3. Migrating existing storage mappers

We need to take the existing storage mappers and migrate them one by one.

A few of them need to be created as examples in parallel with the framework, but most of them will happen after the framework reaches a certain maturity.

4. Storage struct

We need a new annotation that is placed over a struct and transforms it into a storage mapper. Each field should be annotated with a key (or we should take the variable name if unspecified?). It should be similar to serde.

#[storage_mapper]
pub struct MyItem {
   a: SingleValueMapper<BigUint>,
   b: SingleValueMapper<ManagedBuffer>,
}

#[storage_mapper]
pub struct MyStorage {
   #[key("my_users")]
   users: UserMapper,

   x: SingleValueMapper<BigUint>,

   data: VecMapper<MyItem>,
}

Our experiments in the prototype indicate that the best solution might be to have a wrapper object with key, lifetime and a Deref implementation that produces a safe reference to the storage mapper field.

5. Unified syntax

Similar to where we send transactions, we also read storage directly in the following contexts:

  • in contracts (same shard),
  • in tests,
  • in interactors.

We need a simple syntax to take an address and query the storage from it. Should work everywhere.

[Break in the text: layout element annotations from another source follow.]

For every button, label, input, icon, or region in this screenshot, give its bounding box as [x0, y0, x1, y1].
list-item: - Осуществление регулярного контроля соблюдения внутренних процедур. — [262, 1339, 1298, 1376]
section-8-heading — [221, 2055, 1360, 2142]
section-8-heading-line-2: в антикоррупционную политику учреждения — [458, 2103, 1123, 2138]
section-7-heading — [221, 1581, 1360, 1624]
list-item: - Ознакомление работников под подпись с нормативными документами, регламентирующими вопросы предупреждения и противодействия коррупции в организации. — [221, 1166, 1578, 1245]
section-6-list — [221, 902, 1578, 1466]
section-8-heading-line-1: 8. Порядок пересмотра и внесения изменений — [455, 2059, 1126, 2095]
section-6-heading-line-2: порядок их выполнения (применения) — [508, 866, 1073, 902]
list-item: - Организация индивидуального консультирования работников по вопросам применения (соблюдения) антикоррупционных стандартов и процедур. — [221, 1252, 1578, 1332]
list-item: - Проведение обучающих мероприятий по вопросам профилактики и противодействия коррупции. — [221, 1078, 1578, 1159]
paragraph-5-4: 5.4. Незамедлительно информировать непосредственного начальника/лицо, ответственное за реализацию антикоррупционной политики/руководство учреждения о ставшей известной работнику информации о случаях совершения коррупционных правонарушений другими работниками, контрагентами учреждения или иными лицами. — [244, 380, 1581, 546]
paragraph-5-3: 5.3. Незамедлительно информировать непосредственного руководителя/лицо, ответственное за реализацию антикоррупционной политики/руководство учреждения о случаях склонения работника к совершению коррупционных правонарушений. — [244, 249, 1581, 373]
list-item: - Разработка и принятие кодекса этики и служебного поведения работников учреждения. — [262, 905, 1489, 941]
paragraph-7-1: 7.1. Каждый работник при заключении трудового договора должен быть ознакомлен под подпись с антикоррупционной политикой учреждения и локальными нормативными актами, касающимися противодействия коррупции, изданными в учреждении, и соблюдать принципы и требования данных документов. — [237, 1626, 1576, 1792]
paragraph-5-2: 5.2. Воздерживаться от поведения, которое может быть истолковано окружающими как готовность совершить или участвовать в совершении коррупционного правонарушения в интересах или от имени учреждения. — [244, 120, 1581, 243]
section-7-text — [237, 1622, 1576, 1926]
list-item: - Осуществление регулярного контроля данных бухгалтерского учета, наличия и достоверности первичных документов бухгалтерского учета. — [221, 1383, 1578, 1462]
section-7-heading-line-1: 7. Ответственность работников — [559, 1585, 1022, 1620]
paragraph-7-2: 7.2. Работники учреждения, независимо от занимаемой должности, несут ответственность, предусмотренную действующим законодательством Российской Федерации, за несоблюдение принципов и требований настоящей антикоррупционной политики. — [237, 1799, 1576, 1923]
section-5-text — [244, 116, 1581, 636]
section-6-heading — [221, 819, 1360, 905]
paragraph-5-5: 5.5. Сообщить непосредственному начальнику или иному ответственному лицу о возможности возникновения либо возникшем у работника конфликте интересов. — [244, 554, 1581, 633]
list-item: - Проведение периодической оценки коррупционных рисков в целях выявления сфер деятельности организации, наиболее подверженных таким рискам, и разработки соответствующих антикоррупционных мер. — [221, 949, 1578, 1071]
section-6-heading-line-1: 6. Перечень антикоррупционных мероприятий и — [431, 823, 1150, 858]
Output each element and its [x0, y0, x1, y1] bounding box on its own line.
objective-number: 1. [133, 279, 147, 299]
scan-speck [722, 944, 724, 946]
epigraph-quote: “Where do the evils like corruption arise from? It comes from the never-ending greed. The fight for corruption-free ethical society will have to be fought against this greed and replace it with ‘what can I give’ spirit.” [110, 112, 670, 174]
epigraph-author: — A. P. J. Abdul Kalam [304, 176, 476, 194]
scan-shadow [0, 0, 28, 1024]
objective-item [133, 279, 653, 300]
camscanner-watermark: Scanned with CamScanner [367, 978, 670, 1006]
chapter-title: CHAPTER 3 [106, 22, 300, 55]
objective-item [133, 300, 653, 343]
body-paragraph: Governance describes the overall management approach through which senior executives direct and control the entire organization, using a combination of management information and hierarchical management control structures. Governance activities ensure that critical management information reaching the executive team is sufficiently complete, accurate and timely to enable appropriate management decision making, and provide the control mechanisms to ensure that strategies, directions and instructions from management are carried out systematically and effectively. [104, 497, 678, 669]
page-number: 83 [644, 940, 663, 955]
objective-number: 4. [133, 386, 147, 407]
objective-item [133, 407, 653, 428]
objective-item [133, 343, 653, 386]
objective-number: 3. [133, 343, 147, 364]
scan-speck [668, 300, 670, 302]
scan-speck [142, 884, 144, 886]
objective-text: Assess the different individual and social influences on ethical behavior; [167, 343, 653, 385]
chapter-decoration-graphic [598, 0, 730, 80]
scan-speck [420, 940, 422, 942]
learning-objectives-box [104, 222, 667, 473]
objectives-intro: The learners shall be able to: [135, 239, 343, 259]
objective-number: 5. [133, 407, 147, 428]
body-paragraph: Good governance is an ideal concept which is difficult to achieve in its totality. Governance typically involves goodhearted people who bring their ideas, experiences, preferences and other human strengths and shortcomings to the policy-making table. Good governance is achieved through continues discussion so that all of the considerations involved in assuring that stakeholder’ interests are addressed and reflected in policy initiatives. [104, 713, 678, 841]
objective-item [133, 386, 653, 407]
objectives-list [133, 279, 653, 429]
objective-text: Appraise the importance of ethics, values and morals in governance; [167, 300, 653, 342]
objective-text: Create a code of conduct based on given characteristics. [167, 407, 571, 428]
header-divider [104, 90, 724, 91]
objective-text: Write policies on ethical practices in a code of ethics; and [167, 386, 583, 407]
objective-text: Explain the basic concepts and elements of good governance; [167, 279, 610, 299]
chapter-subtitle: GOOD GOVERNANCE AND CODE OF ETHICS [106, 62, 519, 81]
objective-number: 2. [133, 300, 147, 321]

Unsafe version: any storage mapper over any address.

Type-safe version: just like the endpoint proxies, we might want to consider adding the storage to the proxies.

Roadmap

Talks of the new storage mappers have been floating around for more than a year, but the difficulty of the design and the medium-low priority have caused it to be postponed several times. The prototyping has taken more than a month and it is arguably still not complete.

The current plan is to start working on it properly once we finish improvements and upgrades to the Rust VM and the memory model, some time in Q2 2025.

StorageV2 is for having safe storage even when the developer makes a mistake.